Real-World by Design: Considerations for Designing Clinical Trials that Include Real-World Evidence
It just got real. While randomized and non-randomized clinical trials are the mainstay for clinical data collection, real-world data are any data that are collected during care delivery in the real-world (in-home care, clinical practices, hospitals, emergency rooms, etc.). Unlike controlled clinical trials, which are designed specifically to limit variability, real-world data are gathered in a comparatively less controlled setting, and is therefore considered a representation of how a drug or device might impact health outcomes in the real world.
Real-world evidence (synthesized using real-world data) is changing health care by generating real-world information for healthcare providers and payers. Sources of real-world data include electronic health records and case report forms, patient-generated data from surveys and wearable technology, cost and utilization data from claims and public databases and public health data from government-funded data sources, to name a few. Real-world evidence is adding value to healthcare by bridging the gap between expectation and reality.
This article explores some key considerations for incorporating real-world evidence when designing non-randomized trials and observational studies. Opportunities for collecting real-world data are described, important criteria are highlighted and some limitations of collecting real-world data are explained.
The following article was published in the June 2021 edition of Medical Writing (Volume 30, Number 2), a journal of the European Medical Writers Association.
The complexity of modern-day clinical trials has propelled trial design from being a consideration to now becoming what some experts believe is a science in and of itself. The United States Food and Drug Administration (FDA) sees immense potential in utilizing real-world data in designing clinical trials.

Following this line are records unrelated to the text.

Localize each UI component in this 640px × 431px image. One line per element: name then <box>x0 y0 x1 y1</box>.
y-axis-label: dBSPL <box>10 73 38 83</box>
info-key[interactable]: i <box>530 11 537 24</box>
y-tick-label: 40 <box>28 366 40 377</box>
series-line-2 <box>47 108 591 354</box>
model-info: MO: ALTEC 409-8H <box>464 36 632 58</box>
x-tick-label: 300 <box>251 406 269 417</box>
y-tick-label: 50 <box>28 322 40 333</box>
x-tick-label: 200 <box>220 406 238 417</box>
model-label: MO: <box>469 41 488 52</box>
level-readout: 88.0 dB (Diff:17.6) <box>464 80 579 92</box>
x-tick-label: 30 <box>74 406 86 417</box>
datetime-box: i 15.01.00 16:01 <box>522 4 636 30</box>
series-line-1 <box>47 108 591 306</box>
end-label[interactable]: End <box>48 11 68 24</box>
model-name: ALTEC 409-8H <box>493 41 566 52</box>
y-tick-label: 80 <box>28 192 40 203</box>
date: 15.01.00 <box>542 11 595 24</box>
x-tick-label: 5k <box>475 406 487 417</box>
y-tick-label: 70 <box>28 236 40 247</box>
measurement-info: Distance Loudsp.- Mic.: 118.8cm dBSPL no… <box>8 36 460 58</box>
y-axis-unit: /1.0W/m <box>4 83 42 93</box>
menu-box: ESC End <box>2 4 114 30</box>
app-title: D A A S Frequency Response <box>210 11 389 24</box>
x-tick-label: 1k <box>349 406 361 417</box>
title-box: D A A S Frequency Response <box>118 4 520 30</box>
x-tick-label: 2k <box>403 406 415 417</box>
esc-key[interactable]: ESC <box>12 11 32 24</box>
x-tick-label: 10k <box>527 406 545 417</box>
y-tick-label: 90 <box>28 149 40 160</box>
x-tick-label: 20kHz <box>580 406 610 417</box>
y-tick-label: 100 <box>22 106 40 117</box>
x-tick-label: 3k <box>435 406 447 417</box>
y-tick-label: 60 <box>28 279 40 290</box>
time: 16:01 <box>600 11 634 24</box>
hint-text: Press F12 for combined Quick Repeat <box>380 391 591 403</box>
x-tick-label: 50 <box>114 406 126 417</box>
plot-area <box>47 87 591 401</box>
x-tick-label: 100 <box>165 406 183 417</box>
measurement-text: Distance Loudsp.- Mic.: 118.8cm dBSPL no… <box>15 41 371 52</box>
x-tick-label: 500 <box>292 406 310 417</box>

This article introduces real-world data and presents a few considerations for designing non-randomized single-arm clinical trials and observational studies that include this design element.¹,²
The FDA’s Food, Drug and Cosmetics Act defines real-world data as data relating to patient health status and/or the delivery of healthcare routinely collected from a variety of sources, including data derived from electronic health records, medical claims and billing data, data from product and disease registries, patient-generated data, data from in-home-use settings and data gathered from mobile devices.²
In a non-randomized, single-arm trial setting, the following are some opportunities for the incorporation of real-world data:
1. External controls for studies wherein the disease evaluation criteria is well established;
2. Historical records of vital signs, either as a pooled dataset or stratified according to any prespecified participant characteristic, collected from trial participants residing in different geographies; and
3. Comparison datasets for those trials wherein a placebo or non-treatment arm is either not ethical or feasible.²⁻⁴
In an observational study setting, the following are some opportunities for the incorporation of real-world data:
1. Because certain types of real-world data such as data from mobile health monitoring and wearable devices are captured in a noninterventional, purely observational, uncontrolled and ‘natural’ setting, they may be utilized to test hypotheses based on physical activity, caffeine consumption and a variety of other lifestyle characteristics; and
2. Postmarketing surveillance data and real-world data derived from medical claims, administrative claims and electronic health records may be used not only to gain a deeper understanding of treatment-emergent adverse events in the long term, but also to validate safety and efficacy claims from randomized controlled trials.³,⁴
Despite the value that real-world data can offer, it may not be applicable to all types of trial designs. As a design element, the incorporation of real-world data in a clinical study often begins with a multifaceted discussion focusing on many considerations, including the following:
1. Whether the treatment methodology is routine enough and the therapeutic area is established enough to gather sufficient real-world data before study initiation;
2. Whether the available real-world data is of sufficient quality to lend itself to statistical comparisons against data gathered in a more traditional longitudinal study;
3. In trials focused on rare and ultra-rare diseases, whether the volume of available real-world data is sufficient for its utilization as a trial design element; and
4. In cases where historical controls are being used as real-world evidence, whether clinical practice guidelines and data collection methods have remained consistent for the data to be useable as an accurate comparator dataset.²
In conclusion, the incorporation of real-world data as a design element in clinical trials can broaden our perspective, allow us to see the invisible and potentially improve regulatory decision-making.
References
1. Food and Drug Administration. Use of real-world evidence to support regulatory decision-making for medical devices. 2017 [cited 2021 Feb 25]. Available from: https://www.fda.gov/regulatory-information/search-fda-guidance-documents/use-real-world-evidence- support-regulatory-decision-making-medical-devices
2. Food and Drug Administration. Framework for FDA’s real-world evidence program. 2018 [cited 2021 Feb 25]. Available from: www.fda.gov/media/120060/download.
3. Suvarna, VR. Real world evidence (RWE) – Are we (RWE) ready? Perspect Clin Res. 2018;9(2):61–3.
4. Franklin JM, Patorno E, Desai RJ, Glynn RJ, Martin D, Quinto K, et al. Emulating randomized clinical trials with nonrandomized real-world evidence studies: First results from the RCT DUPLICATE Initiative. Circulation. [Cited 2020 Dec 17 (online ahead of print)].